I paint the whole thing white with a tube of children's paint and I look for something to paint. The last thing I painted was a picture of my family in front of the Colosseum in Rome. I also like painting whisky bottles.
If you thought that was weird wait until you read the rest of the interview. When asked who he admired the most, he named Avengers star Scarlett Johansson, as well as Marilyn Monroe and the Greek philosopher, Aristotle, along with his wife, Marina Wheeler, who he divorced from in 2018.
Aristotle, Marilyn Monroe, and Scarlett Johansson, in fact, I think she might have overtaken Marilyn Monroe and my wife, of course. My wife is way ahead of Aristotle. She's beaten him in the final furlong.
He then elaborates on his admiration of Aristotle.
Aristotle believes that everything is aimed at eudaimonia [happiness] but the way to get there is to apply phronesis, which is a kind of moral wisdom.
He's a brilliant moral philosopher. He also wrote very well on the sex life of cuttlefish and other important subjects.
He was the first great Renaissance man he was interested in everything but everything in moderation.
As it would turn out Johnson has quite an affection for Ancient Greece, as he named Pericles as his favourite politician.
Pericles [495-429BC, a general of Athens]. He's famous for explaining why democracy is the best form of government.
He talked about what made Athens special.

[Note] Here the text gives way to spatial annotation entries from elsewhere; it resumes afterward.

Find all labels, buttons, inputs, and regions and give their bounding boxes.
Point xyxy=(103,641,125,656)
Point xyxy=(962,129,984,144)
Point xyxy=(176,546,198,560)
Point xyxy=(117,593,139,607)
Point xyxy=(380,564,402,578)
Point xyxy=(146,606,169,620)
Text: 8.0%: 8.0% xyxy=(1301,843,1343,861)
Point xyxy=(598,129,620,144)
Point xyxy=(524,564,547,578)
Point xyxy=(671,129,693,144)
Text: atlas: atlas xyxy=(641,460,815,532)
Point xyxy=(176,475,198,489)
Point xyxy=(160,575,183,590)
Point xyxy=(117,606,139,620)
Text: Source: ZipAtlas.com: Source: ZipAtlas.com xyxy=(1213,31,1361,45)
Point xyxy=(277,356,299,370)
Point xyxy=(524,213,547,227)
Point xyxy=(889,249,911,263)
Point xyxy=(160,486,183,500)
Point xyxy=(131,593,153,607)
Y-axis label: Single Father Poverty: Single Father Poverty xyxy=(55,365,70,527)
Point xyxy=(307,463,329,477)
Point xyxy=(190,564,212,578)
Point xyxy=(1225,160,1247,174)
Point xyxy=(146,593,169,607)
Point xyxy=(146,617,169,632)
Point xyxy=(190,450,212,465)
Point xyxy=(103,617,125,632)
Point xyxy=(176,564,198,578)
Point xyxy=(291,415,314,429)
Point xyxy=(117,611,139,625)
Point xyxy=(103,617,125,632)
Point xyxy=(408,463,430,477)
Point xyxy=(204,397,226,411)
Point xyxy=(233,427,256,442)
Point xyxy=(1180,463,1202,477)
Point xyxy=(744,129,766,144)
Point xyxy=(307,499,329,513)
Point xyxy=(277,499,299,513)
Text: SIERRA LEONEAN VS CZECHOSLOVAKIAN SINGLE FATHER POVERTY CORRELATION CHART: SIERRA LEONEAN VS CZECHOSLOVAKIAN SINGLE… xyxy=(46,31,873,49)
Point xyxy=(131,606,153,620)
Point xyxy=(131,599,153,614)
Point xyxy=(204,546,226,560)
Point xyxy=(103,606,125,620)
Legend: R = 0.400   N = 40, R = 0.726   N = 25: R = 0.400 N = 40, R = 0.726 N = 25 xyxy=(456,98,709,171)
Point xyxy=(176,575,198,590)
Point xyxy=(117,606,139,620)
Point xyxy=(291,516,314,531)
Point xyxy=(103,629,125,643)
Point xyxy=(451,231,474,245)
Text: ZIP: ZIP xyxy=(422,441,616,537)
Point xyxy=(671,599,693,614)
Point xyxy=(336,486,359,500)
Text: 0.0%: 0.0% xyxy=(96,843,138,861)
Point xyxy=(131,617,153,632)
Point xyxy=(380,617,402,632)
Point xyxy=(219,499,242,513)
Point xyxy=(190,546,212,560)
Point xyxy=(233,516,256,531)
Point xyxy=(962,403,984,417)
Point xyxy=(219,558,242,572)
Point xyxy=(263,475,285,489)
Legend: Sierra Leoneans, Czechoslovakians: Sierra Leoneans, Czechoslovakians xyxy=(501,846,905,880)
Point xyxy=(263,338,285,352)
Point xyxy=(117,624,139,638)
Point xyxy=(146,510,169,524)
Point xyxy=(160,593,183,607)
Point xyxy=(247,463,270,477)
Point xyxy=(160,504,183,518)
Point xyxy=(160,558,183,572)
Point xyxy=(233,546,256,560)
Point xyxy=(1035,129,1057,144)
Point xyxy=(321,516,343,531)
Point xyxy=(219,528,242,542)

He said we have a democracy and in a democracy anyone from any background can make it and his was the first articulation of that in the world.
That speech still reads brilliantly. You could put it on the lips of any politician today.
When asked what his greatest fear is he said 'bad things happening to his loved ones' which is fair enough but kinda vague and said that his biggest regret was not learning to play the piano.
I regret not really cudgelling myself through the piano. I could have been a contender. I only got to Grade 1 and that was after I failed once.
His guilty pleasure isn't exactly what you would have in mind either.
I've been secretly watching the complete series of Colditz, which was produced by the BBC in the 1970s and it is an absolutely brilliant historical document because it is basically a concealed piece of pro-Euro propaganda.
Then there's mudlarking. I picked up a sheep's jaw, a pig's rib, a piece of ancient pot and a Victoria pipe while mudlarking [along the Thames]. People don't know what treasures are being washed up on the banks of that great river every day.
A historic bounty is running right through this great city and if I wasn't busy running it I'd be down there with those mudlarks right now.
The rest of the interview is the sort of mundane and by-the-numbers stuff that you would expect of a politician but the cheese boxes and Scarlett Johansson stuff? By golly?